Hamstring work feels meaningless until it’s the first muscle to cramp. Below are some exercises you can do for your hamstrings with videos I linked from YouTube.

  • Deadlifts- I wouldn’t recommend someone new to weight lifting to start with deadlifts. The risk of injury is too high for someone who hasn’t dialed in their form. If you decide to start deadlifts, start using dumbbells or kettlebells instead of slapping some 45 lb plates on a barbell and going for it.
  • Hamstring curls on the machine at a gym- Most runners should do these types of exercises in a higher rep range (10–20 reps per set)
  • Cable hamstring curls- if your gym doesn’t have a dedicated hamstring curl machine, you can use cables to get a great hamstring curl workout.
  • RDLs- or Romanian Deadlifts — I love doing RDLs. They’re perfect for people who want to start getting into standard deadlifts.

Tibialis Workouts

Have you ever had shin splints? Even if you haven’t, working the tibialis is critical for muscle balance in the lower legs.

Having a strong tibialis is vital for preventing ankle injuries. In all my long runs, I notice that it is also the first muscle to feel fatigued.
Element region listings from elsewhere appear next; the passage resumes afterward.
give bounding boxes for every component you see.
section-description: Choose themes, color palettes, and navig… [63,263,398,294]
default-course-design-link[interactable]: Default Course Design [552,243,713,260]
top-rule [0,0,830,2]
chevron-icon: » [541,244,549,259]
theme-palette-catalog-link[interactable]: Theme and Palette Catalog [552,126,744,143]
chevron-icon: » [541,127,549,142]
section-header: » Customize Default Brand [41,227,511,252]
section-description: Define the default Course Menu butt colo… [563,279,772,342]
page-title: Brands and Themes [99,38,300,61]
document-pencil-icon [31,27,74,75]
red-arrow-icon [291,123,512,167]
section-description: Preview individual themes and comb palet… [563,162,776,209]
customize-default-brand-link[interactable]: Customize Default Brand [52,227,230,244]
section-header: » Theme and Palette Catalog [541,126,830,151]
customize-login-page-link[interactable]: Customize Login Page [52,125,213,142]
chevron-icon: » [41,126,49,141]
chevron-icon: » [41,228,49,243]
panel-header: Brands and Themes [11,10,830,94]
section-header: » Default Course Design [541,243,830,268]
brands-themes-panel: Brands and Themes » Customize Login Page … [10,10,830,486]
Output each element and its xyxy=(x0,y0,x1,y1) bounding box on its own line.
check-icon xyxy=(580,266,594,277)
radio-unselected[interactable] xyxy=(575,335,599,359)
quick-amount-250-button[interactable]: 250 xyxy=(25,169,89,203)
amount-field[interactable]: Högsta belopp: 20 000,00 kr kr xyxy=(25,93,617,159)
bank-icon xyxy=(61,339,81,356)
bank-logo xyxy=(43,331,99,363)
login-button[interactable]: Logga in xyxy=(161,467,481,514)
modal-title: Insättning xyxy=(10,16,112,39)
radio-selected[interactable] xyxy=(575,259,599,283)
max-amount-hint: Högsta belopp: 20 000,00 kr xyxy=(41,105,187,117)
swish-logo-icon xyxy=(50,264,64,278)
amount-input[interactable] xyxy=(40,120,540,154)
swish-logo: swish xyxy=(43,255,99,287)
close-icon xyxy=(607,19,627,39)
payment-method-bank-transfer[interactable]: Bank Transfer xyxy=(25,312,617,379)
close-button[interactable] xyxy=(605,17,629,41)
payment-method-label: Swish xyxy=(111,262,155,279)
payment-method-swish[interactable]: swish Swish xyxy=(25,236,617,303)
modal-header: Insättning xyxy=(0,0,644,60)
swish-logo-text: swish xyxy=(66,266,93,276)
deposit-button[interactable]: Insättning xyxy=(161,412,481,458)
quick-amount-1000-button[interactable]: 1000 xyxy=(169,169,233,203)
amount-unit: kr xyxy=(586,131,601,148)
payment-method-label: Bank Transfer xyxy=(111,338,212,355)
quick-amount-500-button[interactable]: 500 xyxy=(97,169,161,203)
  • Wall toe raises- lean on a wall and lift your shins up. There’s no defined rep count here but if this is your first time doing this, do as many reps as you can during the first set to get a gauge of how strong your tibialis muscles are. Cut those max reps down to about 80% for most of your sets.
  • Kettlebell Tibialis Raises- grab a light kettlebell and raise it up with your shins. There is also equipment where you can attach a dumbbell to get a similar effect.

Hip Flexors

One of my weakest points is my hip flexors. It’s also a common weak point for a lot of people today due to the amount of sitting we do now. Our hip flexors have both become weakened and shortened from sitting which is a bad combination. Strengthen the muscle up and allow yourself to open up your stride on your next run.

  • Cable hip flexor raises- basically attach your foot to a cable machine that is lowered all the way and raise your knee up like you are in a 1/2 running motion.
  • Cable pull in- lay flat on the ground with your foot attached to a cable machine and pull your knee to your chest.

Groin (Hip Adductors)

Another muscle that always loves to cramp before everything else is the hip adductors. Almost every time I go an extended period of time without weight training this muscle always seems to be sore longer than any of the others. Strengthen it with these exercises.

  • Lateral lunges- you can do this with weight or with only your body weight. Lunge to the side and dig deep into those adductors.
  • Lateral step-ups- if you are new to this exercise, I wouldn’t recommend starting with weights. Step up laterally onto a box like in this.


Running can be amazing. However, running the same route at the same time every day can be monotonous. Make some progress in your training by incorporating a little more speed training, easy runs, and strength training into the mix.

This will help reduce your risk of injury and might help you increase your volume in the future.

Many runners are always trying to get better. That’s what makes running culture so great. It’s about your personal goals and reaching for something that maybe you once thought was impossible for yourself.

Step outside your routine and maybe you will crush your next race!